Bahan Komsel

Otoritas Rohani (Kejadian 41 : 38 – 57)

Bahan Diskusi (15 menit):

  1. Apa tujuan awal Allah menempatkan manusia di bumi ini (Kejadian 1 : 28)?
  2. Apakah orang percaya boleh berkuasa, memiliki dominion dan teritori?
  3. Berkuasa terhadap apa: sesama manusia atau ciptaan yang lain selain manusia?
  4. Apa akibat ketiadaan peran manusia yang memiliki mandat ilahi tsb?

Renungan Firman (15 menit):

Pada awal penciptaan ketika Allah menjadikan manusia, Ia berfirman, “beranak cuculah dan bertambah banyak, penuhilah bumi dan taklukkanlah itu (subdue it), berkuasalah (have dominion) atas ikan-ikan di laut dan burung-burung di udara dan atas segala binatang yang merayap di bumi (Kejadian 1 : 28).
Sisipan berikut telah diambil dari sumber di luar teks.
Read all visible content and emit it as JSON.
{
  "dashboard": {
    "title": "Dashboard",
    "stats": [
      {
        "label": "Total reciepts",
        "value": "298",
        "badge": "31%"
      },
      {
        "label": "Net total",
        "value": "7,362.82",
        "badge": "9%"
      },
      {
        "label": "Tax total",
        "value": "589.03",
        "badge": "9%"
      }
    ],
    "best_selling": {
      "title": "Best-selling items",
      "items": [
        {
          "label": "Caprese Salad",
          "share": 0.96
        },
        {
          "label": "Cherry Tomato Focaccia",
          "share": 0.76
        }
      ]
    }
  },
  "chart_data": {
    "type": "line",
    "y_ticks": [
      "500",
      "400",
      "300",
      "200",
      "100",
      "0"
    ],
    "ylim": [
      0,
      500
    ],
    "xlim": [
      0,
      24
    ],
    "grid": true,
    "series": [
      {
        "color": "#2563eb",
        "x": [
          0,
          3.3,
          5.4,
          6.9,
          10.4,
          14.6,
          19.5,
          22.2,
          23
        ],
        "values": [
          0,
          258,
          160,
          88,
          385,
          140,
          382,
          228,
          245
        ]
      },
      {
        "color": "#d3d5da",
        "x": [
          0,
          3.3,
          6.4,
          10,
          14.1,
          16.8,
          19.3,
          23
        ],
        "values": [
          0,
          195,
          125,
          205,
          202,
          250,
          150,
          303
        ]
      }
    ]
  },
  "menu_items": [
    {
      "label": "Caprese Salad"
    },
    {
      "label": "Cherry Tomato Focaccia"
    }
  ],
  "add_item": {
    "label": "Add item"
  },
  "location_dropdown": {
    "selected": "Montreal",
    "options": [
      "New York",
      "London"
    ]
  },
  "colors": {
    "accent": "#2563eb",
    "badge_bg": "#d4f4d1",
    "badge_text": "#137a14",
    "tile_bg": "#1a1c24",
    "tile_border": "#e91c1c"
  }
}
Ya, ada panggilan “to have dominion” yang Allah berikan pada manusia – sebuah panggilan untuk berkuasa dan mengusahakan bumi ini, memiliki otoritas ilahi atas segala makhluk ciptaan yang lain — menjadi wakil Allah di bumi ini. Allah memberikan mandat itu pada manusia, tapi manusia justru tertipu Iblis dan kehilangan posisi. Ketiadaan peran manusia yang berotoritas ilahi dan justru bertahtanya manusia daging membuat bumi mengerang dan mengeluh menantikan anak-anak Allah kembali dinyatakan (Roma 8 : 19).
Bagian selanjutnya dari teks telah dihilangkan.